Maine Audubon regularly features posts by guest authors as part of our Maine’s Naturalist series. If you’d like to explore contributing a post about Maine wildlife, send an email to media@maineaudubon.orgToday’s post is from Susan Gilpin, and is a follow-up to her post from earlier this month.

Three weeks ago, many ferns were still uncurling from the fiddlehead stage, keeping their identities under wraps, at least from a newbie like myself. Today I have been sleuthing, and I have found most ferns revealing their identities, and one holding onto a mystery.

The ferns which had fuzzy stalks at the end of May are turning out, now in mid-June, to be two species. Cinnamon ferns are tricky to identify, because less than half have the separate, cinnamon-colored fertile frond which is a dead give-away.

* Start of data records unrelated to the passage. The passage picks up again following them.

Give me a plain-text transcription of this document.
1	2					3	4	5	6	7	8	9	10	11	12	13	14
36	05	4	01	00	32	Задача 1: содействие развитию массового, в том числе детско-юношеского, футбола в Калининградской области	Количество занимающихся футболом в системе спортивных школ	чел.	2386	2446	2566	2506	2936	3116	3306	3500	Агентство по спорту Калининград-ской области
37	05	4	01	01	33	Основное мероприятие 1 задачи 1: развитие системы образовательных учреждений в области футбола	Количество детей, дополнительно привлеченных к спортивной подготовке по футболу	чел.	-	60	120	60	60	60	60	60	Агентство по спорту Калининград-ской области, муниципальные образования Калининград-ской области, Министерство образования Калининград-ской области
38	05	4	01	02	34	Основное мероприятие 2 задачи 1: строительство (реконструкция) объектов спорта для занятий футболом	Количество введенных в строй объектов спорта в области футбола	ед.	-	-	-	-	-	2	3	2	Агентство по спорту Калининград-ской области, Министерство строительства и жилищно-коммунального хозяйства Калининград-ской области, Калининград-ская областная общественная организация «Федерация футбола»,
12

But I found another clue. Right behind the joint where each leaflet joins the stalk is a tiny, fuzzy ball. Fuzz-ball equals cinnamon fern.

Northern Lady Fern | John Beetham / Flickr

The other fern with a fuzzy stalk at the fiddlehead stage is an interrupted fern; some but not all shrivel up and turn brown half way up the stalk, then green up again above the middle. No fuzz-balls on the joints of interrupted ferns. The two species grow in the same places, sometimes right next to each other, so habitat is no clue.

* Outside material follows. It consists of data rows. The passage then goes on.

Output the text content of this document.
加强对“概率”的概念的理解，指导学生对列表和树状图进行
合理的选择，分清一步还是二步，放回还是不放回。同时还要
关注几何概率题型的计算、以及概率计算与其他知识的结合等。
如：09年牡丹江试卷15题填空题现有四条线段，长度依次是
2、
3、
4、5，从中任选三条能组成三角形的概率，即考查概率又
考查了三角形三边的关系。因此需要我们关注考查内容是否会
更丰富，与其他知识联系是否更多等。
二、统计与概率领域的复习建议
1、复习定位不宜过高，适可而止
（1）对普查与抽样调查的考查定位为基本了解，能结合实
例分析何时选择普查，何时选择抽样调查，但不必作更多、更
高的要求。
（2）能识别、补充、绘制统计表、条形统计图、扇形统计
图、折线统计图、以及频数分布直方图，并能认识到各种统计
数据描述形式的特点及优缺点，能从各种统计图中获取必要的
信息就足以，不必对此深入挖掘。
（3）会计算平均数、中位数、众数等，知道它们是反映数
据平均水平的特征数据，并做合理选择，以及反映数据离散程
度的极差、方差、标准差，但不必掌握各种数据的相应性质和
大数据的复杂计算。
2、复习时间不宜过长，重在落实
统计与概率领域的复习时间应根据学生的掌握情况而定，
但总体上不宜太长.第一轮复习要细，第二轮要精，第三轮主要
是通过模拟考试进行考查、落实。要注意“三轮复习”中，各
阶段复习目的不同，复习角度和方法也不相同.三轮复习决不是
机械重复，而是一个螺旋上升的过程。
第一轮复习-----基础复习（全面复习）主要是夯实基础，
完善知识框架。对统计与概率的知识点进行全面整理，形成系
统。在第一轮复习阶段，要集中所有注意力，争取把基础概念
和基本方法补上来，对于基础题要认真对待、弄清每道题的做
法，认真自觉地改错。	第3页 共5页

The ferns with hairy stalks are turning into lady ferns. Their spores are already lined up onto the backs of their fronds like eggs in an egg carton. Each spore is shaped like a microscopic curled-up kidney. Lady ferns are kind enough to give us another clue: they grow in clumps like most ferns, but unlike most ferns, their stalks do not radiate from a single point.

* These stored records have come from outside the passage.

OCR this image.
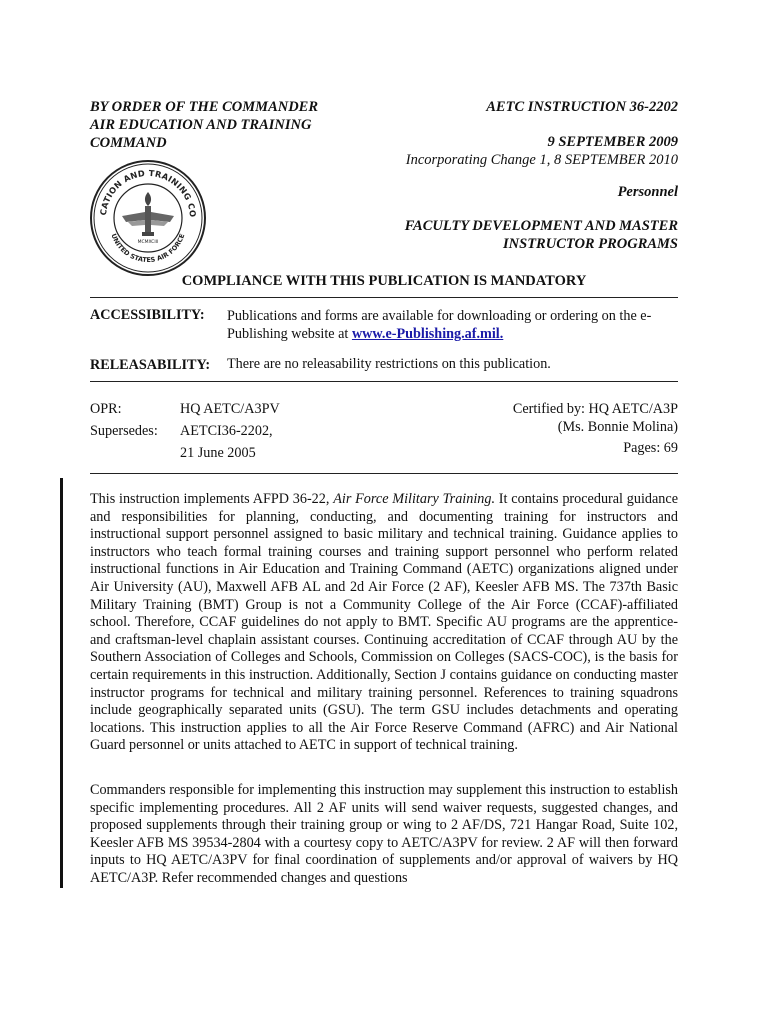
BY ORDER OF THE COMMANDER
AIR EDUCATION AND TRAINING
COMMAND
CATION AND TRAINING CO
UNITED STATES AIR FORCE
MCMXCIII
AETC INSTRUCTION 36-2202
9 SEPTEMBER 2009
Incorporating Change 1, 8 SEPTEMBER 2010
Personnel
FACULTY DEVELOPMENT AND MASTER
INSTRUCTOR PROGRAMS
COMPLIANCE WITH THIS PUBLICATION IS MANDATORY
ACCESSIBILITY: Publications and forms are available for downloading or ordering on the e-
Publishing website at www.e-Publishing.af.mil.
RELEASABILITY: There are no releasability restrictions on this publication.
OPR:	HQ AETC/A3PV
Supersedes: AETCI36-2202,
21 June 2005
Certified by: HQ AETC/A3P
(Ms. Bonnie Molina)
Pages: 69
This instruction implements AFPD 36-22, Air Force Military Training. It contains procedural guidance and responsibilities for planning, conducting, and documenting training for instructors and instructional support personnel assigned to basic military and technical training. Guidance applies to instructors who teach formal training courses and training support personnel who perform related instructional functions in Air Education and Training Command (AETC) organizations aligned under Air University (AU), Maxwell AFB AL and 2d Air Force (2 AF), Keesler AFB MS. The 737th Basic Military Training (BMT) Group is not a Community College of the Air Force (CCAF)-affiliated school. Therefore, CCAF guidelines do not apply to BMT. Specific AU programs are the apprentice- and craftsman-level chaplain assistant courses. Continuing accreditation of CCAF through AU by the Southern Association of Colleges and Schools, Commission on Colleges (SACS-COC), is the basis for certain requirements in this instruction. Additionally, Section J contains guidance on conducting master instructor programs for technical and military training personnel. References to training squadrons include geographically separated units (GSU). The term GSU includes detachments and operating locations. This instruction applies to all the Air Force Reserve Command (AFRC) and Air National Guard personnel or units attached to AETC in support of technical training.
Commanders responsible for implementing this instruction may supplement this instruction to establish specific implementing procedures. All 2 AF units will send waiver requests, suggested changes, and proposed supplements through their training group or wing to 2 AF/DS, 721 Hangar Road, Suite 102, Keesler AFB MS 39534-2804 with a courtesy copy to AETC/A3PV for review. 2 AF will then forward inputs to HQ AETC/A3PV for final coordination of supplements and/or approval of waivers by HQ AETC/A3P. Refer recommended changes and questions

The fiddleheads which grew in little mounds in the spring, sometimes like islands in a wet spot like a pool or a gully, are turning out to be royal ferns. Their spores grow on top of their heads like little crowns. Four mysteries solved, and one new one to ponder.

Where are the New York ferns, narrow at both ends and wider in the center? I couldn’t find a single one. They must still be downtown, burning their candles at both ends.